By Tech Sgt. Mark Wyatt
New Hampshire National Guard
SAN SALVADOR, El Salvador (7/10/12) - Medical personnel from the New Hampshire Air National Guard traveled here to participate in an emergency search and extraction subject matter expert exchange between the New Hampshire National Guard and Salvadoran search and rescue personnel as part of the State Partnership Program.
More than 20 members of the Center of Training Peace Operations (CEOPAZ), a Salvadoran army unit responsible for search and rescue operations, Green Cross, an all-volunteer team of emergency medical technicians as well as local firefighters and Salvadoran army commandos exchanged best practices with the medics from the New Hampshire Air Guard’s 157th Medical Group, part of the 157th Air Refueling Wing.
The New Hampshire team is part of the Chemical Biological Radiological Nuclear High Yield Explosive Enhanced Response Force Package (CERFP).
The exchange began with two days of classroom instruction at a Salvadoran army base followed by a third day at a local fire training center practicing search, extraction and patient recovery in a debris field.
The 157th Med. Grp. team presented topics such as personal protection equipment, approaching “clean” and “dirty” incident locations, triage, patient care and movement concerns. Additionally, they also focused on the CERFP flow of events in a search and rescue scenario and a hands-on explanation of first responder responsibilities in assessing patients upon arrival to an incident.
Working in a multi-lingual environment proved challenging.
“While working in El Salvador, it was equally challenging to teach a multi-cultural audience the concepts of the New England CERFP model,” said Air Force Capt. Rex Rubin, a search and extraction operations manager for the CERFP. “I can see these soldiers processing the information we’ve shared with them and implementing it into their own dynamic environments. It really was a cooperative collaboration of ideas.”
The opportunity to take part in the exchange was also something that doesn’t present itself often.
“It was a dynamic exchange of experiences between how we treat patients in the United States upon reaching an incident scene and how emergency personnel here approach patients in El Salvador,” said Tech Sgt. Shawn Theberge, of the New Hampshire team. “Many of the more experienced first responders here asked several questions based on their experiences that were outstanding.”
The New Hampshire Air Guard members also saw the exchange as a way to give back.
“Rarely do I get an opportunity to work in an environment that I can give back to the community in a way that there is tangible evidence that I have done something for the better,” said Rubin. “As Guard (members), we seem to be most challenged in times of great need and are able to rise to meet unforeseen situations. It’s a great feeling.”

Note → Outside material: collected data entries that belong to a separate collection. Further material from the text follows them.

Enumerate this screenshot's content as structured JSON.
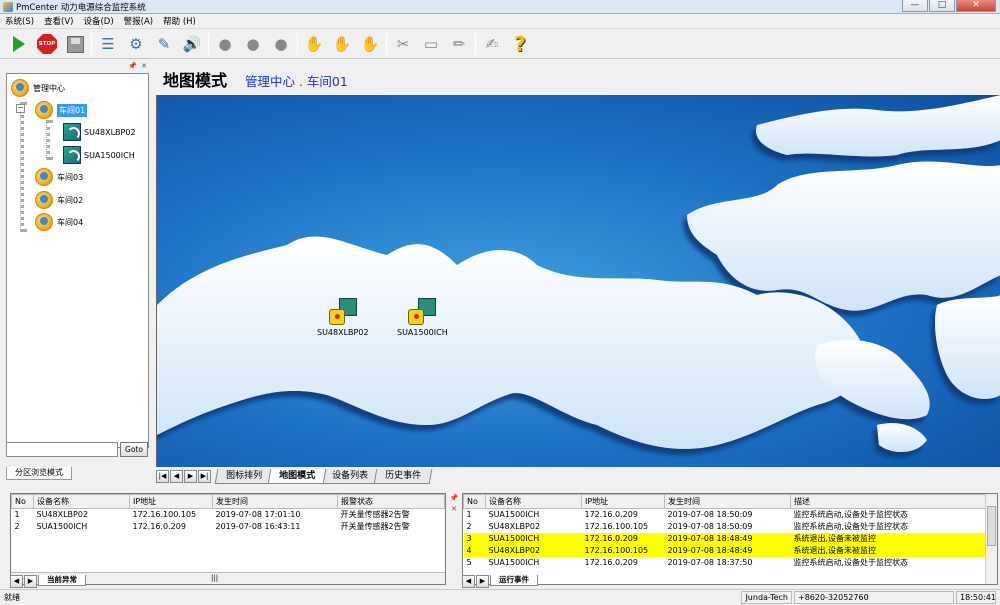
{
  "window": {
    "title": "PmCenter 动力电源综合监控系统",
    "min_icon": "—",
    "max_icon": "□",
    "close_icon": "✕"
  },
  "menu": [
    "系统(S)",
    "查看(V)",
    "设备(D)",
    "警报(A)",
    "帮助 (H)"
  ],
  "toolbar": {
    "stop_label": "STOP",
    "help_glyph": "?"
  },
  "sidebar": {
    "pin_icon": "📌",
    "close_icon": "✕",
    "tree": {
      "root": "管理中心",
      "workshop01": "车间01",
      "expander": "−",
      "devices": [
        "SU48XLBP02",
        "SUA1500ICH"
      ],
      "workshop03": "车间03",
      "workshop02": "车间02",
      "workshop04": "车间04"
    },
    "goto_label": "Goto",
    "goto_value": "",
    "tab_label": "分区浏览模式"
  },
  "map": {
    "title": "地图模式",
    "breadcrumb": "管理中心 . 车间01",
    "devices": [
      {
        "name": "SU48XLBP02"
      },
      {
        "name": "SUA1500ICH"
      }
    ],
    "tabs": [
      "图标排列",
      "地图模式",
      "设备列表",
      "历史事件"
    ],
    "active_tab": "地图模式",
    "nav": [
      "|◀",
      "◀",
      "▶",
      "▶|"
    ]
  },
  "alarm_panel": {
    "columns": [
      "No",
      "设备名称",
      "IP地址",
      "发生时间",
      "报警状态"
    ],
    "rows": [
      [
        "1",
        "SU48XLBP02",
        "172.16.100.105",
        "2019-07-08 17:01:10",
        "开关量传感器2告警"
      ],
      [
        "2",
        "SUA1500ICH",
        "172.16.0.209",
        "2019-07-08 16:43:11",
        "开关量传感器2告警"
      ]
    ],
    "scroll_mark": "|||",
    "tab_label": "当前异常"
  },
  "event_panel": {
    "columns": [
      "No",
      "设备名称",
      "IP地址",
      "发生时间",
      "描述"
    ],
    "rows": [
      [
        "1",
        "SUA1500ICH",
        "172.16.0.209",
        "2019-07-08 18:50:09",
        "监控系统启动,设备处于监控状态"
      ],
      [
        "2",
        "SU48XLBP02",
        "172.16.100.105",
        "2019-07-08 18:50:09",
        "监控系统启动,设备处于监控状态"
      ],
      [
        "3",
        "SUA1500ICH",
        "172.16.0.209",
        "2019-07-08 18:48:49",
        "系统退出,设备未被监控"
      ],
      [
        "4",
        "SU48XLBP02",
        "172.16.100.105",
        "2019-07-08 18:48:49",
        "系统退出,设备未被监控"
      ],
      [
        "5",
        "SUA1500ICH",
        "172.16.0.209",
        "2019-07-08 18:37:50",
        "监控系统启动,设备处于监控状态"
      ]
    ],
    "highlighted_rows": [
      2,
      3
    ],
    "highlight_color": "#ffff00",
    "tab_label": "运行事件"
  },
  "statusbar": {
    "ready": "就绪",
    "company": "Junda-Tech",
    "phone": "+8620-32052760",
    "time": "18:50:41"
  }
}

According to the CEOPAZ commander, the chance to participate in a bilateral exchange of information similar to this as part of the exchange program with the New Hampshire Guard is a critical element to the success of his soldiers.
“It’s very important we work together and exchange ideas in order to be successful,” said Salvadoran army Col. Juan Bustante. “We then work together and exchange ideas with local civil authorities to help local people who are suffering.”
For members of the team from New Hampshire, the opportunity to share their experiences with another culture was something that will not soon be forgotten.
The New Hampshire Guard and El Salvador partnership, which began in 2000, averages several exchanges annually.